The standard workflow — coder writes, SonarQube scans, reviewer checks, loop until approved:

Terminal window
kj run "Fix the login bug that ignores empty passwords"

Skip the review loop. Useful for quick changes you’ll review yourself:

Terminal window
kj code "Add a loading spinner to the dashboard"

Review the current diff without writing code. Useful after manual changes:

Terminal window
kj review "Check my authentication refactor"

The most powerful way to use Karajan Code is as an MCP server inside your AI agent. After npm install -g karajan-code, the MCP server auto-registers in Claude and Codex.

From your agent, simply ask it to run a task:

“Use kj_run to fix the SQL injection vulnerability in the search endpoint”
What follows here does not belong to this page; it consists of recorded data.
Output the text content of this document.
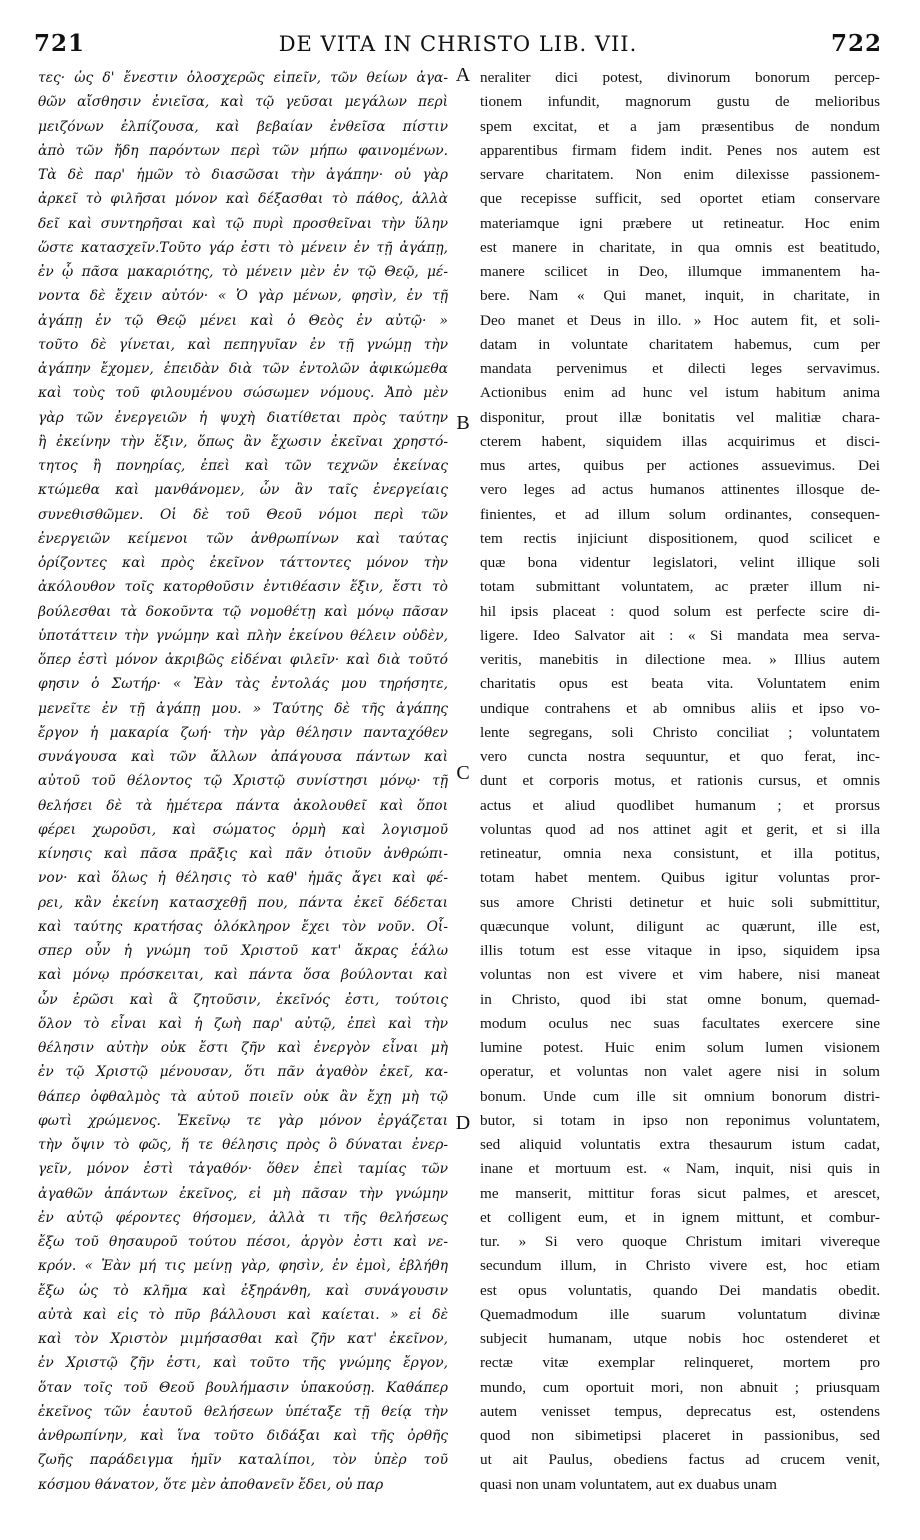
721	DE VITA IN CHRISTO LIB. VII.	722
τες· ὡς δ' ἔνεστιν ὁλοσχερῶς εἰπεῖν, τῶν θείων ἀγα-
θῶν αἴσθησιν ἐνιεῖσα, καὶ τῷ γεῦσαι μεγάλων περὶ
μειζόνων ἐλπίζουσα, καὶ βεβαίαν ἐνθεῖσα πίστιν
ἀπὸ τῶν ἤδη παρόντων περὶ τῶν μήπω φαινομένων.
Τὰ δὲ παρ' ἡμῶν τὸ διασῶσαι τὴν ἀγάπην· οὐ γὰρ
ἀρκεῖ τὸ φιλῆσαι μόνον καὶ δέξασθαι τὸ πάθος, ἀλλὰ
δεῖ καὶ συντηρῆσαι καὶ τῷ πυρὶ προσθεῖναι τὴν ὕλην
ὥστε κατασχεῖν.Τοῦτο γάρ ἐστι τὸ μένειν ἐν τῇ ἀγάπῃ,
ἐν ᾧ πᾶσα μακαριότης, τὸ μένειν μὲν ἐν τῷ Θεῷ, μέ-
νοντα δὲ ἔχειν αὐτόν· « Ὁ γὰρ μένων, φησὶν, ἐν τῇ
ἀγάπῃ ἐν τῷ Θεῷ μένει καὶ ὁ Θεὸς ἐν αὐτῷ· »
τοῦτο δὲ γίνεται, καὶ πεπηγυῖαν ἐν τῇ γνώμῃ τὴν
ἀγάπην ἔχομεν, ἐπειδὰν διὰ τῶν ἐντολῶν ἀφικώμεθα
καὶ τοὺς τοῦ φιλουμένου σώσωμεν νόμους. Ἀπὸ μὲν
γὰρ τῶν ἐνεργειῶν ἡ ψυχὴ διατίθεται πρὸς ταύτην
ἢ ἐκείνην τὴν ἕξιν, ὅπως ἂν ἔχωσιν ἐκεῖναι χρηστό-
τητος ἢ πονηρίας, ἐπεὶ καὶ τῶν τεχνῶν ἐκείνας
κτώμεθα καὶ μανθάνομεν, ὧν ἂν ταῖς ἐνεργείαις
συνεθισθῶμεν. Οἱ δὲ τοῦ Θεοῦ νόμοι περὶ τῶν
ἐνεργειῶν κείμενοι τῶν ἀνθρωπίνων καὶ ταύτας
ὁρίζοντες καὶ πρὸς ἐκεῖνον τάττοντες μόνον τὴν
ἀκόλουθον τοῖς κατορθοῦσιν ἐντιθέασιν ἕξιν, ἔστι τὸ
βούλεσθαι τὰ δοκοῦντα τῷ νομοθέτῃ καὶ μόνῳ πᾶσαν
ὑποτάττειν τὴν γνώμην καὶ πλὴν ἐκείνου θέλειν οὐδὲν,
ὅπερ ἐστὶ μόνον ἀκριβῶς εἰδέναι φιλεῖν· καὶ διὰ τοῦτό
φησιν ὁ Σωτήρ· « Ἐὰν τὰς ἐντολάς μου τηρήσητε,
μενεῖτε ἐν τῇ ἀγάπῃ μου. » Ταύτης δὲ τῆς ἀγάπης
ἔργον ἡ μακαρία ζωή· τὴν γὰρ θέλησιν πανταχόθεν
συνάγουσα καὶ τῶν ἄλλων ἀπάγουσα πάντων καὶ
αὐτοῦ τοῦ θέλοντος τῷ Χριστῷ συνίστησι μόνῳ· τῇ
θελήσει δὲ τὰ ἡμέτερα πάντα ἀκολουθεῖ καὶ ὅποι
φέρει χωροῦσι, καὶ σώματος ὁρμὴ καὶ λογισμοῦ
κίνησις καὶ πᾶσα πρᾶξις καὶ πᾶν ὁτιοῦν ἀνθρώπι-
νον· καὶ ὅλως ἡ θέλησις τὸ καθ' ἡμᾶς ἄγει καὶ φέ-
ρει, κἂν ἐκείνη κατασχεθῇ που, πάντα ἐκεῖ δέδεται
καὶ ταύτης κρατήσας ὁλόκληρον ἔχει τὸν νοῦν. Οἷ-
σπερ οὖν ἡ γνώμη τοῦ Χριστοῦ κατ' ἄκρας ἑάλω
καὶ μόνῳ πρόσκειται, καὶ πάντα ὅσα βούλονται καὶ
ὧν ἐρῶσι καὶ ἃ ζητοῦσιν, ἐκεῖνός ἐστι, τούτοις
ὅλον τὸ εἶναι καὶ ἡ ζωὴ παρ' αὐτῷ, ἐπεὶ καὶ τὴν
θέλησιν αὐτὴν οὐκ ἔστι ζῆν καὶ ἐνεργὸν εἶναι μὴ
ἐν τῷ Χριστῷ μένουσαν, ὅτι πᾶν ἀγαθὸν ἐκεῖ, κα-
θάπερ ὀφθαλμὸς τὰ αὑτοῦ ποιεῖν οὐκ ἂν ἔχῃ μὴ τῷ
φωτὶ χρώμενος. Ἐκεῖνῳ τε γὰρ μόνον ἐργάζεται
τὴν ὄψιν τὸ φῶς, ἥ τε θέλησις πρὸς ὃ δύναται ἐνερ-
γεῖν, μόνον ἐστὶ τἀγαθόν· ὅθεν ἐπεὶ ταμίας τῶν
ἀγαθῶν ἁπάντων ἐκεῖνος, εἰ μὴ πᾶσαν τὴν γνώμην
ἐν αὐτῷ φέροντες θήσομεν, ἀλλὰ τι τῆς θελήσεως
ἔξω τοῦ θησαυροῦ τούτου πέσοι, ἀργὸν ἐστι καὶ νε-
κρόν. « Ἐὰν μή τις μείνῃ γὰρ, φησὶν, ἐν ἐμοὶ, ἐβλήθη
ἔξω ὡς τὸ κλῆμα καὶ ἐξηράνθη, καὶ συνάγουσιν
αὐτὰ καὶ εἰς τὸ πῦρ βάλλουσι καὶ καίεται. » εἰ δὲ
καὶ τὸν Χριστὸν μιμήσασθαι καὶ ζῆν κατ' ἐκεῖνον,
ἐν Χριστῷ ζῆν ἐστι, καὶ τοῦτο τῆς γνώμης ἔργον,
ὅταν τοῖς τοῦ Θεοῦ βουλήμασιν ὑπακούσῃ. Καθάπερ
ἐκεῖνος τῶν ἑαυτοῦ θελήσεων ὑπέταξε τῇ θείᾳ τὴν
ἀνθρωπίνην, καὶ ἵνα τοῦτο διδάξαι καὶ τῆς ὀρθῆς
ζωῆς παράδειγμα ἡμῖν καταλίποι, τὸν ὑπὲρ τοῦ
κόσμου θάνατον, ὅτε μὲν ἀποθανεῖν ἔδει, οὐ παρ
neraliter dici potest, divinorum bonorum percep-
tionem infundit, magnorum gustu de melioribus
spem excitat, et a jam præsentibus de nondum
apparentibus firmam fidem indit. Penes nos autem est
servare charitatem. Non enim dilexisse passionem-
que recepisse sufficit, sed oportet etiam conservare
materiamque igni præbere ut retineatur. Hoc enim
est manere in charitate, in qua omnis est beatitudo,
manere scilicet in Deo, illumque immanentem ha-
bere. Nam « Qui manet, inquit, in charitate, in
Deo manet et Deus in illo. » Hoc autem fit, et soli-
datam in voluntate charitatem habemus, cum per
mandata pervenimus et dilecti leges servavimus.
Actionibus enim ad hunc vel istum habitum anima
disponitur, prout illæ bonitatis vel malitiæ chara-
cterem habent, siquidem illas acquirimus et disci-
mus artes, quibus per actiones assuevimus. Dei
vero leges ad actus humanos attinentes illosque de-
finientes, et ad illum solum ordinantes, consequen-
tem rectis injiciunt dispositionem, quod scilicet e
quæ bona videntur legislatori, velint illique soli
totam submittant voluntatem, ac præter illum ni-
hil ipsis placeat : quod solum est perfecte scire di-
ligere. Ideo Salvator ait : « Si mandata mea serva-
veritis, manebitis in dilectione mea. » Illius autem
charitatis opus est beata vita. Voluntatem enim
undique contrahens et ab omnibus aliis et ipso vo-
lente segregans, soli Christo conciliat ; voluntatem
vero cuncta nostra sequuntur, et quo ferat, inc-
dunt et corporis motus, et rationis cursus, et omnis
actus et aliud quodlibet humanum ; et prorsus
voluntas quod ad nos attinet agit et gerit, et si illa
retineatur, omnia nexa consistunt, et illa potitus,
totam habet mentem. Quibus igitur voluntas pror-
sus amore Christi detinetur et huic soli submittitur,
quæcunque volunt, diligunt ac quærunt, ille est,
illis totum est esse vitaque in ipso, siquidem ipsa
voluntas non est vivere et vim habere, nisi maneat
in Christo, quod ibi stat omne bonum, quemad-
modum oculus nec suas facultates exercere sine
lumine potest. Huic enim solum lumen visionem
operatur, et voluntas non valet agere nisi in solum
bonum. Unde cum ille sit omnium bonorum distri-
butor, si totam in ipso non reponimus voluntatem,
sed aliquid voluntatis extra thesaurum istum cadat,
inane et mortuum est. « Nam, inquit, nisi quis in
me manserit, mittitur foras sicut palmes, et arescet,
et colligent eum, et in ignem mittunt, et combur-
tur. » Si vero quoque Christum imitari vivereque
secundum illum, in Christo vivere est, hoc etiam
est opus voluntatis, quando Dei mandatis obedit.
Quemadmodum ille suarum voluntatum divinæ
subjecit humanam, utque nobis hoc ostenderet et
rectæ vitæ exemplar relinqueret, mortem pro
mundo, cum oportuit mori, non abnuit ; priusquam
autem venisset tempus, deprecatus est, ostendens
quod non sibimetipsi placeret in passionibus, sed
ut ait Paulus, obediens factus ad crucem venit,
quasi non unam voluntatem, aut ex duabus unam
A
B
C
D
The agent sends the task to kj_run, gets real-time progress notifications, and receives structured results — all without leaving the conversation.

Manual MCP configuration (if needed):

{
"mcpServers": {
"karajan-mcp": {
"command": "karajan-mcp"
}
}
}

See the MCP Server guide for the full list of 23 available tools.

FlagWhat it does
--coder claudeChoose which agent writes code
--reviewer codexChoose which agent reviews
--methodology tddEnforce test-driven development
--mode paranoidUse the strictest review profile
--enable-triageAuto-classify task complexity
--enable-securityRun OWASP security audit
--auto-commitGit commit after approval
--no-sonarSkip SonarQube analysis
--max-iterations 3Limit coder/reviewer loops

For the full list, see the CLI Reference.

triage? → researcher? → planner? → coder → refactorer? → sonar? → reviewer → tester? → security? → commiter?
  1. Triage (optional) classifies task complexity and activates only necessary roles
  2. Coder writes code and tests following TDD methodology
  3. SonarQube (optional) runs static analysis with quality gates
  4. Reviewer checks the code with configurable strictness
  5. If issues are found, the coder gets another attempt with the reviewer’s feedback
  6. Loop until approved or the iteration limit is reached

Built-in guardrails prevent runaway sessions: max iterations, per-iteration timeouts, total session timeouts, and optional estimated budget caps. Karajan itself adds no cost — it runs CLI agents under your existing subscriptions.